ジルバは何時になく、真剣な顔でキッパリと言うがまたもやロイジは首を振る。


「分かってないな、お前。・・・・・・・と言っても俺も最近何となく感じて、全く確証なんてないけどな」

「何がだよ」


ロイジはあたりを少し見回してからジルバの隣に座り、静かに言う。
そして、一応誰にも言うなよ、と前置きしてから語り始める


「あいつの白神の能力は、『エレメンタル』。
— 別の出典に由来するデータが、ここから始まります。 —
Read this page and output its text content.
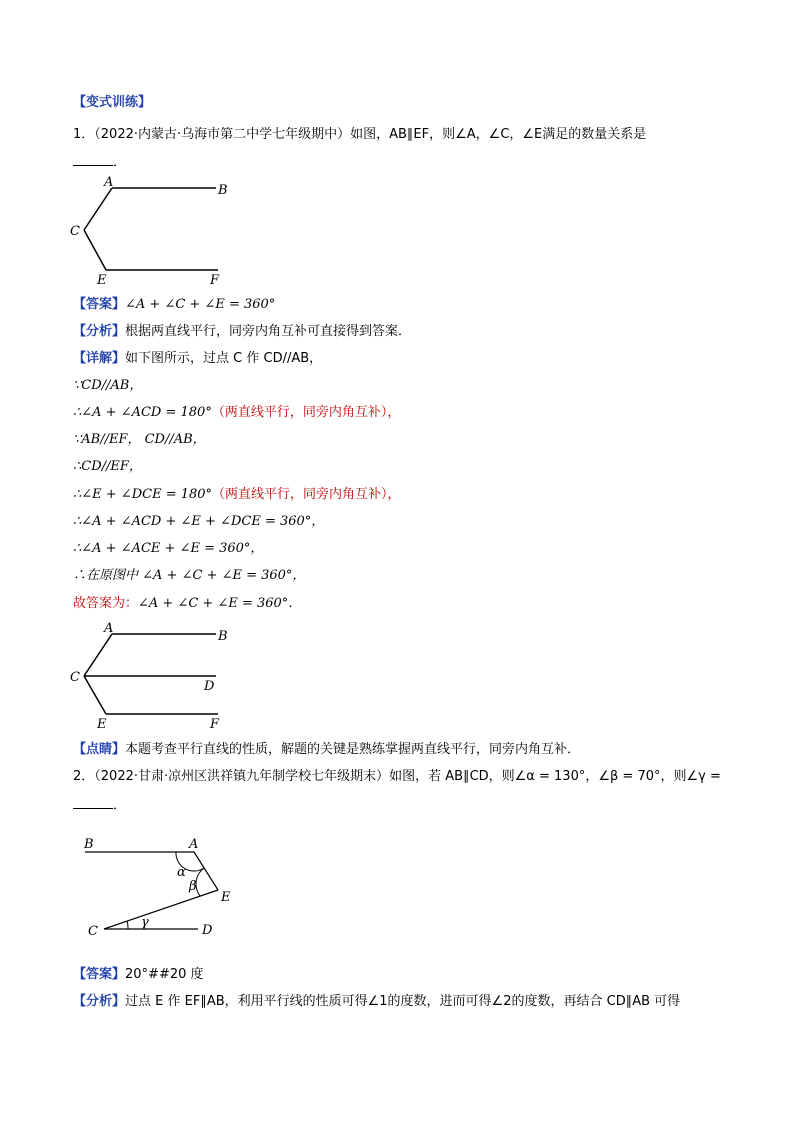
【变式训练】
1．（2022·内蒙古·乌海市第二中学七年级期中）如图，AB∥EF，则∠A，∠C，∠E满足的数量关系是
．
A
B
C
E	F
【答案】∠A + ∠C + ∠E = 360°
【分析】根据两直线平行，同旁内角互补可直接得到答案．
【详解】如下图所示，过点 C 作 CD//AB，
∵CD//AB，
∴∠A + ∠ACD = 180°（两直线平行，同旁内角互补），
∵AB//EF， CD//AB，
∴CD//EF，
∴∠E + ∠DCE = 180°（两直线平行，同旁内角互补），
∴∠A + ∠ACD + ∠E + ∠DCE = 360°，
∴∠A + ∠ACE + ∠E = 360°，
∴在原图中 ∠A + ∠C + ∠E = 360°，
故答案为：∠A + ∠C + ∠E = 360°．
A
B
C
D
E	F
【点睛】本题考查平行直线的性质，解题的关键是熟练掌握两直线平行，同旁内角互补．
2．（2022·甘肃·凉州区洪祥镇九年制学校七年级期末）如图，若 AB∥CD，则∠α = 130°，∠β = 70°，则∠γ =
．
B	A
E
C	D
α
β
γ
【答案】20°##20 度
【分析】过点 E 作 EF∥AB，利用平行线的性质可得∠1的度数，进而可得∠2的度数，再结合 CD∥AB 可得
この世で、二つの神と同等の力を持つ四大元素の四精霊の力。
                               デストロイ
そして、ウェザン自信の持つ能力は、黒神の魔刀『破壊刀』。破壊するためだけの漆黒の刀だ。
黒神と白神の能力を持ってしまっているウェザンは、反発して拒否し、消し合う能力を上手く融合させている」

「・・・それぐらいなら俺も知っている」

「・・・・・・・・・全員知ってるけどな」


真顔な顔をして言うジルバに、呆れながらロイジは溜息混じりに言う。
この二人は昔から仲がよく、任務(と言うより、クエストみたいな感じなのだが)は二人で行っている。
しかし、どちらかと言うと、ジルバは結構後先考えず行動し、ロイジは考えて動く方である。
真逆な性格の二人は、体を使うか、頭を使うかで役割分担をしていると言っても過言ではない。

今回は、その頭のいいほうが役に立っているらしい。


「まぁいいや。・・・で、ウェザンは二つを融合させて神々の頂点と言われているよな?
 だが、それは間違っているらしいんだ」

「あっそ・・・・・・・・・・・・・・・・・。って。マジか!?」


意外に大きいなリアクションだったので、ロイジは慌てて静かにするよう促した。
ロイジが静かに喋っていたのに、ジルバが大声を出したせいで全員にこちらを向かれた。

はぁ、と溜息をついてロイジは席を立ち、また今度話すよ、と言って去って行った。


「・・・何だってんだよ、一体」


と、言いながら自分が座っているテーブルの上に置いてある残ったものを見た。
それは、さっきウェザンが飲んでいた紅茶の入っていたティーカップとロイジが持っていた酒の入ったグラス。
あとはもちろん、自分のグラス。そして、少し考えた。

ここは、もちろん<リタプレ>だからと言っても、飲み物を飲んでも金は要る。
しかし、二人はいない。いるのは、自分だけだ。


「・・・まさか」


いや、多分そのまさかである。
しかしながら、まんまと二人に奢らされるはめになるとは。なんと面白い事だろう。


「あんの、馬鹿ども」


いや、それは貴様だろう。ジルバ。

なんて声が、隣にいたジルバの白神から聞こえてきそうな感じであった。